Das jüngste Beispiel: Der ÖVP-Wirtschaftsbund tritt in Wien in der Fachgruppe "Werbung und Marktkommunikation" unter dem gleichen Namen wie der Sozialdemokratische Wirtschaftsverband (SWV) an, nämlich unter "Team Werbung Wien". Unterscheidbar sind die Listen nur durch die Zusätze auf dem Wahlzettel:

Marcus Arige vom SWV zeigt sich jedenfalls empört über die Vorgangsweise der Schwarzen. Man verwende die Bezeichnung Team Werbung Wien seit sechs Jahren, habe eine eigene Homepage eingerichtet. Vor allem in der Werbewirtschaft sei der Namensklau ein "No-Go", Arige ortet einen klaren Widerspruch zum Kampf der Branche gegen die Verletzung von Urheberrecht, Copyright und Markenschutz. "Sie wollen mit unserem guten Ruf Stimmen abstauben", glaubt er.

Kein Markenname

Die ÖVP-Spitzenkandidatin Birgit Kraft-Kinz weist derartige Vorwürfe entschieden zurück. Dirty Campaigning "lehne ich total ab", sagt sie. Selbiges betreibe aber der SWV, der über Facebook und Twitter mobilisiert.

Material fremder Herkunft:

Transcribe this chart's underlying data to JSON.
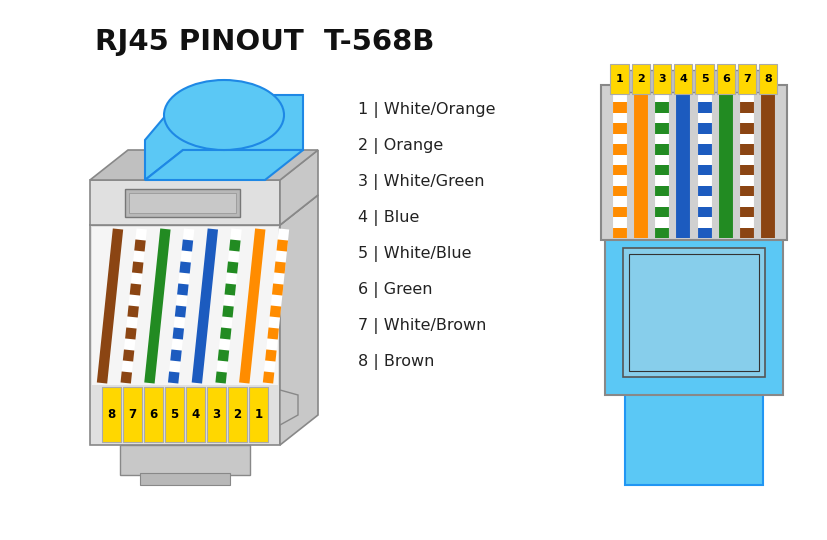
{
  "title": "RJ45 PINOUT  T-568B",
  "bg_color": "#FFFFFF",
  "pin_labels": [
    "1",
    "2",
    "3",
    "4",
    "5",
    "6",
    "7",
    "8"
  ],
  "pin_names": [
    "White/Orange",
    "Orange",
    "White/Green",
    "Blue",
    "White/Blue",
    "Green",
    "White/Brown",
    "Brown"
  ],
  "wire_colors_568b": [
    [
      "#FFFFFF",
      "#FF8C00"
    ],
    [
      "#FF8C00",
      "#FF8C00"
    ],
    [
      "#FFFFFF",
      "#228B22"
    ],
    [
      "#1C5BBF",
      "#1C5BBF"
    ],
    [
      "#FFFFFF",
      "#1C5BBF"
    ],
    [
      "#228B22",
      "#228B22"
    ],
    [
      "#FFFFFF",
      "#8B4513"
    ],
    [
      "#8B4513",
      "#8B4513"
    ]
  ],
  "yellow_pin": "#FFD700",
  "blue_cable": "#5BC8F5",
  "gray_light": "#E0E0E0",
  "gray_mid": "#C8C8C8",
  "gray_dark": "#A0A0A0",
  "orange_wire": "#FF8C00",
  "green_wire": "#228B22",
  "blue_wire": "#1C5BBF",
  "brown_wire": "#8B4513"
}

"Werbung Wien" sei die gängige Bezeichnung für die Fachgruppe, und da es dort eben mehrere Teams gebe, habe man sich ebenfalls für diese Bezeichnung entschieden, sagt Kraft-Kinz. Der Begriff sei weder als Marke noch als Patent angemeldet. Außerdem habe auch die Hauptwahlkommission einstimmig, also mit Zustimmung der SWV-Vertreter, die Listennamen abgesegnet. Darauf verweist auch die Presseabteilung der Wiener Kammer.

"Das ist schlichtweg gelogen", kontert Arige. Er ortet jedenfalls einen klaren Verstoß gegen die Wahlordnung, die eine "eindeutige Unterscheidbarkeit" der Listen verlange. Der SWV versucht nun den Namen der Schwarzen per einstweiliger Verfügung zu bekämpfen. Sollte man damit vor der Wahl scheitern, werde man voraussichtlich das Wahlergebnis anfechten, sagt Arige.

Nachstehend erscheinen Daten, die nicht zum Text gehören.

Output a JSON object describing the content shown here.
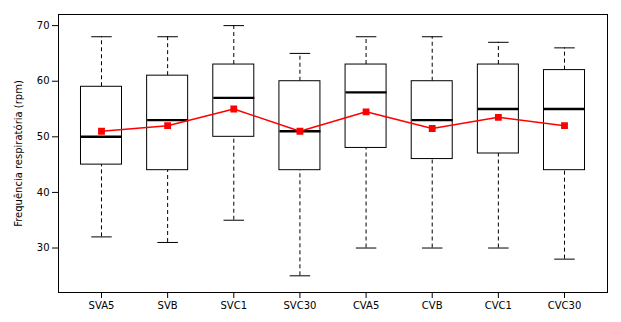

Vorwürfe wegen Wahlfälschung

Gekämpft wird aber auch an anderen Fronten. Das Magazin "News" berichtete zuletzt über ein laufendes Verfahren gegen den roten Gastro-Spartenobmann Wilhelm Turecek. Es geht um den Verdacht der Wahlfälschung bei der letzten Wahl im Jahr 2010. Neu sind die Vorwürfe, die auch gegen Vertreter anderer Fraktionen bestehen, zwar nicht. Der ÖVP-Wirtschaftsbund zeigte sich danach aber "schockiert über den Zustand des SWV". Und: "Wir haben bereits in der Hauptwahlkommission schriftlich darauf hingewiesen, dass hier erneut starke Verdachtsmomente auf ein linkes Spiel entstanden sind", erklärte der Direktor des Wiener Wirtschaftsbundes, Alexander Biach.

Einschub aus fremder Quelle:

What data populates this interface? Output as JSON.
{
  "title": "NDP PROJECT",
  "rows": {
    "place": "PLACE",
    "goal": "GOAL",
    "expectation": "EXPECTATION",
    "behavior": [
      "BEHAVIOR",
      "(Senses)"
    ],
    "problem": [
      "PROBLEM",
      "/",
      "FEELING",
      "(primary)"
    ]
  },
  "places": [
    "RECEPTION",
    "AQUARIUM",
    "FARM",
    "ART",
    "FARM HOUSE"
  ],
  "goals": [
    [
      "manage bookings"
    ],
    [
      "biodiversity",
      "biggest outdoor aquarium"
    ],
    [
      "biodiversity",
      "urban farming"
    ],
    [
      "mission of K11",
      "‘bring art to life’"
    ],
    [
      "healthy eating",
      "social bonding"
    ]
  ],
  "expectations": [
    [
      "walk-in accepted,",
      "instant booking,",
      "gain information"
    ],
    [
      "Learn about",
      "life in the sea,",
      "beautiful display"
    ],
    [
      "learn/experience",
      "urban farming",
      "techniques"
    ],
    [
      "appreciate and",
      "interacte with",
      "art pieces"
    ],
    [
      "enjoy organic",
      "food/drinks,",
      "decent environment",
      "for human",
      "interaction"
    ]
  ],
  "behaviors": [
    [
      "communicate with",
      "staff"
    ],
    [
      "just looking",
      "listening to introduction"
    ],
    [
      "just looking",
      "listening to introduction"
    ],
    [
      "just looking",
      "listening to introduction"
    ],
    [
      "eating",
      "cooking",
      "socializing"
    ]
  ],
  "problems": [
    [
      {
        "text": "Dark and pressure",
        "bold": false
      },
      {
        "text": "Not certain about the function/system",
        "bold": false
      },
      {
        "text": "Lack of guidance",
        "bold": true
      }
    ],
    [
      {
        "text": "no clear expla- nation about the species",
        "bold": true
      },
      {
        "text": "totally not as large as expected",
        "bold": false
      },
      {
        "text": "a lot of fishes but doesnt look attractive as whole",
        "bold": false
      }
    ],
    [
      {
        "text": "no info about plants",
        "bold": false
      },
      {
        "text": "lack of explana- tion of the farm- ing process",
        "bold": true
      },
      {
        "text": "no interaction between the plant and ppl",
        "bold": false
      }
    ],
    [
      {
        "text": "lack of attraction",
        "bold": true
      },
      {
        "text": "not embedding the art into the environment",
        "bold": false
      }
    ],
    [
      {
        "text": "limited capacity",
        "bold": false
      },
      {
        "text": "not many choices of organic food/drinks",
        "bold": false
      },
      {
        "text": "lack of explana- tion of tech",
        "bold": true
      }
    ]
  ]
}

Ein weiteres Match liefern sich Rot und Schwarz wegen eines Wahlkarten-Abholservice in Wien. Auch dieser ist seit der letzten Wahl Gegenstand von Ermittlungen der Justiz. Dass Kammerfunktionäre Wahlkarten bei den Betrieben abholen, ist für einige Verfassungsrechtler ein möglicher Verstoß gegen das geheime Wahlrecht. Die Wirtschaftskammer verteidigte die noch immer übliche Praxis zuletzt in der "Wiener Zeitung". Man habe Mitarbeiter extra für die Abholung geschult, damit es nicht wieder zu Problemen wie bei der letzten Wahl komme, hieß es.

Ein Ende der Streitigkeiten ist jedenfalls nicht in Sicht. Der SWV droht auch hier mit einer Wahlanfechtung. (Günther Oswald, derStandard.at, 13.2.2015)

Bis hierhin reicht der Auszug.